О Хоботе изгнанный им Горбунов вещал примерно в таком же духе:
— Хобот пошел по старому авторитарному пути. Он разогнал своих лучших помощников, окружил себя ворами и подхалимами, он променял свою харизму на псевдоавторитет, увлекся "войной законов" и, что самое страшное, окончательно спился. Количество алкоголя, потребляемое Хоботом, превышает восемь цистерн в сутки, а пьет теперь Хобот только лучшие виски, лучшие бренди, и лучшие коньяки. Пребывая во хмелю, он стремится решать самые важные вопросы, потому что после протрезвления он не в состоянии ни мыслить, ни даже разговаривать. Полагаю, что его дни сочтены…

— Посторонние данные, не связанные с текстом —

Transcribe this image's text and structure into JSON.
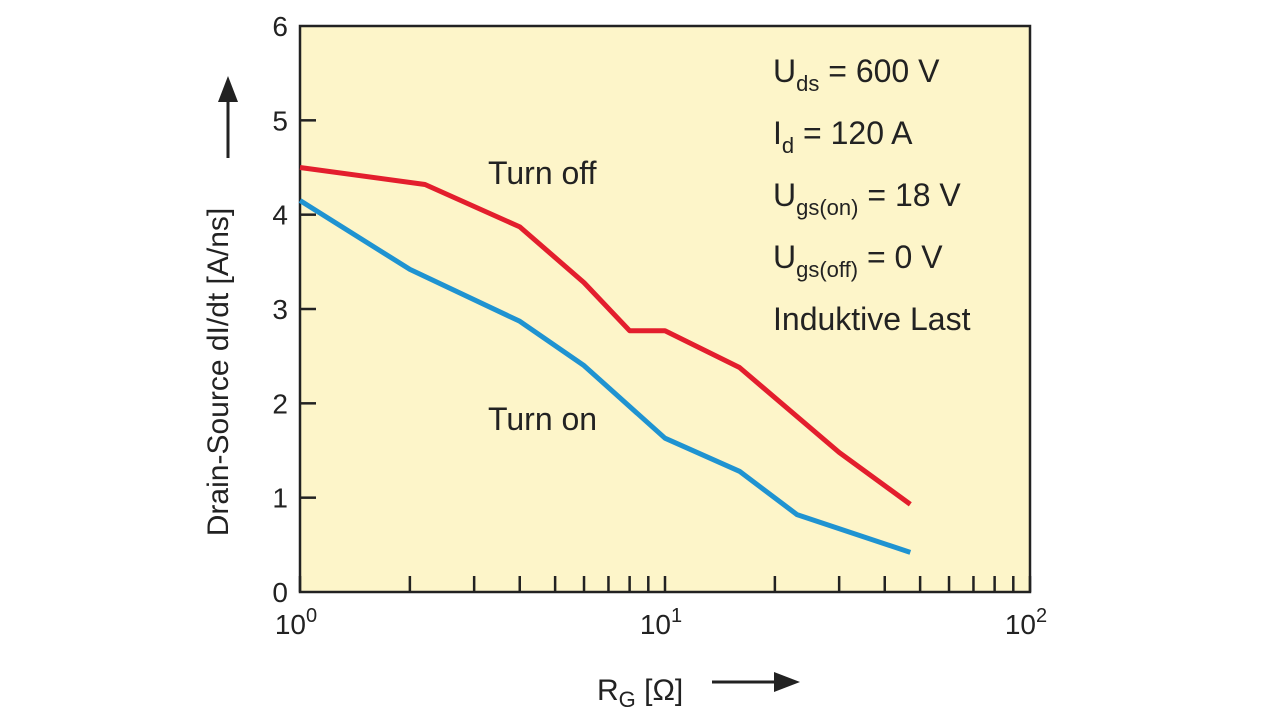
{
  "colors": {
    "plot_background": "#fdf5c9",
    "axis": "#222222",
    "turn_off": "#e31e2d",
    "turn_on": "#1f93d1"
  },
  "icons": {
    "y_arrow": "arrow-up-icon",
    "x_arrow": "arrow-right-icon"
  },
  "chart_data": {
    "type": "line",
    "xscale": "log",
    "xlim": [
      1,
      100
    ],
    "ylim": [
      0,
      6
    ],
    "grid": false,
    "xlabel": {
      "main": "R",
      "sub": "G",
      "rest": " [Ω]"
    },
    "ylabel": "Drain-Source dI/dt [A/ns]",
    "x_ticks": [
      {
        "base": "10",
        "exp": "0",
        "value": 1
      },
      {
        "base": "10",
        "exp": "1",
        "value": 10
      },
      {
        "base": "10",
        "exp": "2",
        "value": 100
      }
    ],
    "y_ticks": [
      "0",
      "1",
      "2",
      "3",
      "4",
      "5",
      "6"
    ],
    "series": [
      {
        "name": "Turn off",
        "color": "#e31e2d",
        "x": [
          1,
          2.2,
          4,
          6,
          8,
          10,
          16,
          30,
          47
        ],
        "y": [
          4.5,
          4.32,
          3.87,
          3.28,
          2.77,
          2.77,
          2.38,
          1.48,
          0.93
        ]
      },
      {
        "name": "Turn on",
        "color": "#1f93d1",
        "x": [
          1,
          2,
          4,
          6,
          10,
          16,
          23,
          47
        ],
        "y": [
          4.15,
          3.42,
          2.87,
          2.4,
          1.63,
          1.28,
          0.82,
          0.42
        ]
      }
    ],
    "annotations": [
      {
        "main": "U",
        "sub": "ds",
        "rest": " = 600 V"
      },
      {
        "main": "I",
        "sub": "d",
        "rest": " = 120 A"
      },
      {
        "main": "U",
        "sub": "gs(on)",
        "rest": " = 18 V"
      },
      {
        "main": "U",
        "sub": "gs(off)",
        "rest": " = 0 V"
      },
      {
        "main": "Induktive Last",
        "sub": "",
        "rest": ""
      }
    ]
  }
}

Меня не радовали ни успехи, ни поражения моих «друзей» и недругов. Я устал ждать, потому что ничего хорошего на горизонте не маячило. Иногда по вечерам, вспоминая бедного Топазика и Анну, я плакал, и мне было горько сознавать, что я ничего для них не сделал. И вот тогда я проклинал себя и желал себе смерти. Иногда в такие горестные минуты меня заставали Скабен или Люка. Я успокаивался в общении с ними. Потихонечку входил в их судьбы, в их заботы, в их мелкие и крупные конфликты, и это как-то скрашивало мое томительное ожидание. А Люка действительно была прекрасна…
24
Что может быть замечательнее юной женщины, в чьем профиле, во всей фигуре, не исключая и лица, разумеется, просматривается несколько тысячелетий! Я понимаю, почему Скабен, увидев ее, сразу поймался, и уже не мог больше заниматься своими повседневными делами. Он сильно вздрогнул, когда увидел Люку, и сразу понял, что дальше ему нет ходу. Он пал к ее ногам, и это падение было настолько искренним, что уставшая Люка — а ее усталость сильно к тому времени поизносилась, поистосковалась, и настолько, что у нее уже не было уверенности воскреснуть (чего греха таить — все эти Агамемноны, Ксерксы, Домицианы и Гераклы были отменными мужиками и больше всего на свете ценили божественное в женщине — им живую искренность подавай, а не какие-нибудь суррогаты, им чтобы каждый изгиб дышал страстью), и вот когда Скабен пал к ногам Люки, юная женщина тоже сильно вздрогнула и имела неосторожность совершенно импульсивно коснуться уха Скабена. И какая же чудная музыка вошла в душу тоже уставшего и отягощенного службой мерлея! Он щекой стал тереться о колено Люки, благодарный тому, что Люка не гонит его. А Люка и сама не могла понять, что с нею происходит. Ей приятно было: он своей бородой нежно щекотал ее ногу, и эта приятность, должно быть, все и решила. Вместо того, чтобы подняться и уйти (это сначала была ее первая мысль), она легонько опустилась на пол, и борода Скабена нежно коснулась выреза на ее груди, отчего усталость Люки, нажитая долгими страданиями, мгновенно улетучилась и родилась та знакомая и прекрасная дрожь, которую все прежние ее возлюбленные ценили больше всего. Она сама прильнула к Скабену. Скабен что-то хотел сказать, но Люка знала, что бы ни сказал мужчина, это все равно будет меньше, чем то, как он обдаст ее горячим теплом, как будет крепнуть его рука на ее бедре, как нальется его тело силой и нежностью. И чему больше всего поражалась Люка, так это тому, что умом она отвергала Скабена, а сердце готово было скорее умереть, чем отпустить несчастного влюбленного. И он бормотал, как умалишенный:
— Я всю жизнь тебя ждал. Это подарок судьбы. Это напоследок.
— Дурачок, — отвечала Люка. — Я тебя никогда не брошу. Ты тоже мне послан оттуда…
— Я несчастен. Я одинок. Я унаследовал от своего народа всю мировую скорбь. Я гоним. Я отвержен. На моих руках больной сын.
— У тебя прекрасный сын. Красавец. Музыкант. У него утонченный профиль.
— Вся эта утонченность — результат клещевого энцефалита. Я имел неосторожность взять его с собой на Арал, а там на него напали иксодовые.